Gerald contuvo la respiración y continuó caminando con todo el sigilo que pudo hasta que ese sonido volvió a romper el silencio. Se detuvo frente a una puerta; estaba totalmente convencido de que aquel inquietante sonido había sonado al otro lado de ella. Un nuevo golpe metálico le sacó de dudas. Fuera lo que fuera, procedía de aquella celda.

         –¿Qui-quién...? –balbuceó con el miedo atenazándole las cuerdas vocales.

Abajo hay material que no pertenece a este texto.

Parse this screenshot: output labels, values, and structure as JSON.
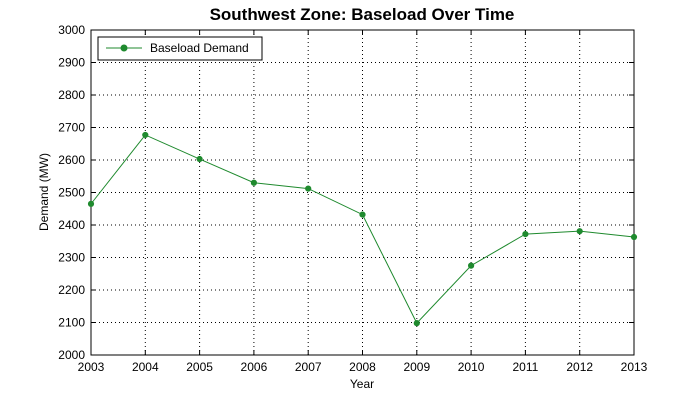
{
  "chart_data": {
    "type": "line",
    "title": "Southwest Zone: Baseload Over Time",
    "xlabel": "Year",
    "ylabel": "Demand (MW)",
    "x": [
      2003,
      2004,
      2005,
      2006,
      2007,
      2008,
      2009,
      2010,
      2011,
      2012,
      2013
    ],
    "xlim": [
      2003,
      2013
    ],
    "ylim": [
      2000,
      3000
    ],
    "yticks": [
      2000,
      2100,
      2200,
      2300,
      2400,
      2500,
      2600,
      2700,
      2800,
      2900,
      3000
    ],
    "grid": true,
    "legend_position": "top-left",
    "series": [
      {
        "name": "Baseload Demand",
        "color": "#1f8a2e",
        "marker": "circle",
        "values": [
          2465,
          2677,
          2603,
          2530,
          2512,
          2432,
          2098,
          2275,
          2372,
          2381,
          2363
        ]
      }
    ]
  }
}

         –Tú no eres Leronn –dijo repentinamente una voz al otro lado de la fría puerta. Gerald notó como se le erizaba todo el vello del cuerpo–. ¿Quién eres?

         –Yo... –contestó tras unos segundos de indecisión y con el corazón en un puño– Yo... me he perdido. ¿Qui-quién es?

         –No deberías estar aquí, muchacho –dijo la extraña voz–. ¿Cómo has conseguido entrar?

         –Yo... la biblioteca... la estantería... –balbuceó el asustado muchacho. Entonces, una cara se asomó por entre los barrotes. Un rostro que, a pesar de estar maltratado por el paso del tiempo, Gerald reconoció al instante– U-usted... Yo le conozco... Pero... ¡no puede ser! –dijo aturdido por la sorpresa– ¡Usted está muerto!